Students from counties that did cancel—Monterey County and more than a dozen others in California—started calling Santa Cruz to see if they could enter our fair. We would like every child to have opportunity to explore and present science and engineering, but we have resources (thanks to Plantronics last year and Poly this year) for students in our county.

The 100 judges are teamed up 10 or fewer by category (Behavioral Science, Chemistry, Engineering, etc.). Each category has a lead judge, so we invited those lead judges to our “control center” at the County Office of Education on March 14, just days away.

While students finished their projects and did the extra work of video recording and uploading, lead judges organized their teams. Jen and I shared a spreadsheet with lead judges. It showed matrices of projects and judges, and would hyperlink to the student uploads. It would figuratively link the leads and their judges because they would not see each other.  The threat of a pandemic kept the judges at home, connected by computers and phones to both their leads and to students.

Students stayed home, too, waiting that day of the fair for judges to watch their videos and then call. Leads wrote call times in the matrices of judges and projects. Judges conference-called with students, asking about their projects, their findings, and their data. They recorded scores and comments—praise and helpful suggestions—online.

At the County Office of Education with about 10 lead judges, it was quiet. Nothing like the energy of hundreds of simultaneous conversations sounding through the cavernous hall at the fairgrounds. Nothing like the sea of brightly illustrated project boards, every detail carefully chosen, sometimes agonized over. At that quiet control center, I worked to get lead judges information on projects, on students, and on our new and untested procedures.
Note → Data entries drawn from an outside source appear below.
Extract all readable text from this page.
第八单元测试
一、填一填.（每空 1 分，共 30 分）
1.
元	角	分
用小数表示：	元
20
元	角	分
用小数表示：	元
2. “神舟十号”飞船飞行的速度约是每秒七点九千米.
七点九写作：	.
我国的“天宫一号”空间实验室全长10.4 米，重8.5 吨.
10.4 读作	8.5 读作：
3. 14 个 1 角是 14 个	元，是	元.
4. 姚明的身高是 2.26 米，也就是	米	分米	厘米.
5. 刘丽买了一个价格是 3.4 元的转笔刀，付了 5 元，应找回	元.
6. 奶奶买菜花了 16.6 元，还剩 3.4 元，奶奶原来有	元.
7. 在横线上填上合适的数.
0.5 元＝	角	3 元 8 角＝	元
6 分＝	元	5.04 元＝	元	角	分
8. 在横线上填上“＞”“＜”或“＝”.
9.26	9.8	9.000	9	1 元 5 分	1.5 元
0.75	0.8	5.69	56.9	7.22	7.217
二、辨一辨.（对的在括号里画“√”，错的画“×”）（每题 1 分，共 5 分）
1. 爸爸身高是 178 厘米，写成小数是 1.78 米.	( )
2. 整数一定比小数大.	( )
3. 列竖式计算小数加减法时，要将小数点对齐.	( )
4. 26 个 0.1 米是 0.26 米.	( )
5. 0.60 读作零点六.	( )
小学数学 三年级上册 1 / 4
And then I started to hear things. Judges said that online information was easier to access than hunting the fairgrounds for project boards. Telephone interviews with students were undisturbed by the echoes of hundreds of other conversations. Interactions were free of the visual distractions of crowding between projects. The fair we had to settle for was actually working.
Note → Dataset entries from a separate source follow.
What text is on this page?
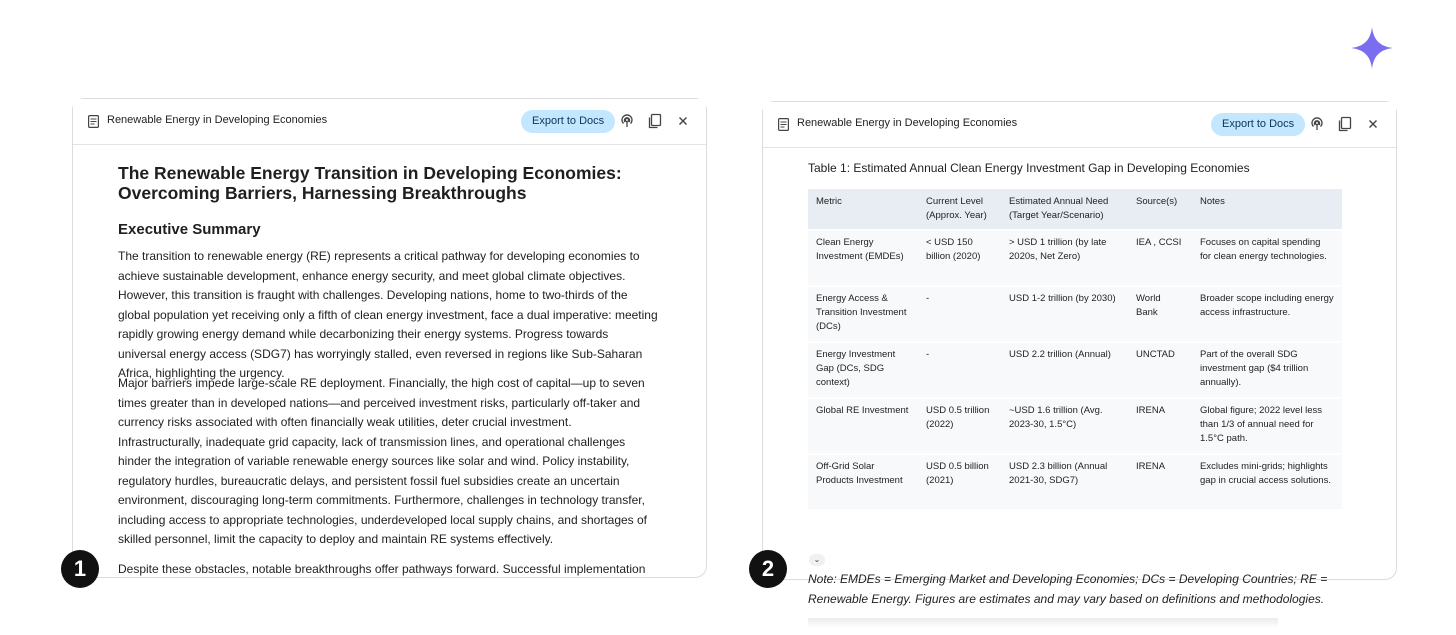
Renewable Energy in Developing Economies	Export to Docs
The Renewable Energy Transition in Developing Economies: Overcoming Barriers, Harnessing Breakthroughs
Executive Summary

The transition to renewable energy (RE) represents a critical pathway for developing economies to achieve sustainable development, enhance energy security, and meet global climate objectives. However, this transition is fraught with challenges. Developing nations, home to two-thirds of the global population yet receiving only a fifth of clean energy investment, face a dual imperative: meeting rapidly growing energy demand while decarbonizing their energy systems. Progress towards universal energy access (SDG7) has worryingly stalled, even reversed in regions like Sub-Saharan Africa, highlighting the urgency.

Major barriers impede large-scale RE deployment. Financially, the high cost of capital—up to seven times greater than in developed nations—and perceived investment risks, particularly off-taker and currency risks associated with often financially weak utilities, deter crucial investment. Infrastructurally, inadequate grid capacity, lack of transmission lines, and operational challenges hinder the integration of variable renewable energy sources like solar and wind. Policy instability, regulatory hurdles, bureaucratic delays, and persistent fossil fuel subsidies create an uncertain environment, discouraging long-term commitments. Furthermore, challenges in technology transfer, including access to appropriate technologies, underdeveloped local supply chains, and shortages of skilled personnel, limit the capacity to deploy and maintain RE systems effectively.

Despite these obstacles, notable breakthroughs offer pathways forward. Successful implementation

Renewable Energy in Developing Economies	Export to Docs
Table 1: Estimated Annual Clean Energy Investment Gap in Developing Economies
Metric	Current Level (Approx. Year)	Estimated Annual Need (Target Year/Scenario)	Source(s)	Notes
Clean Energy Investment (EMDEs)	< USD 150 billion (2020)	> USD 1 trillion (by late 2020s, Net Zero)	IEA , CCSI	Focuses on capital spending for clean energy technologies.
Energy Access & Transition Investment (DCs)	-	USD 1-2 trillion (by 2030)	World Bank	Broader scope including energy access infrastructure.
Energy Investment Gap (DCs, SDG context)	-	USD 2.2 trillion (Annual)	UNCTAD	Part of the overall SDG investment gap ($4 trillion annually).
Global RE Investment	USD 0.5 trillion (2022)	~USD 1.6 trillion (Avg. 2023-30, 1.5°C)	IRENA	Global figure; 2022 level less than 1/3 of annual need for 1.5°C path.
Off-Grid Solar Products Investment	USD 0.5 billion (2021)	USD 2.3 billion (Annual 2021-30, SDG7)	IRENA	Excludes mini-grids; highlights gap in crucial access solutions.
⌄

Note: EMDEs = Emerging Market and Developing Economies; DCs = Developing Countries; RE = Renewable Energy. Figures are estimates and may vary based on definitions and methodologies.

1	2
No one claims it was perfect. Students scrambled to satisfy new, unexpected requirements. And not all were able to. Judges and students missed the in-person connection, pointing to project boards and apparatus. But the alternative, taken by some other counties, was to give no venue to any students, to make it impossible to advance to state and international fairs. Covid-19 hit and then something amazing happened in Santa Cruz: the Science & Engineering Fair was not canceled.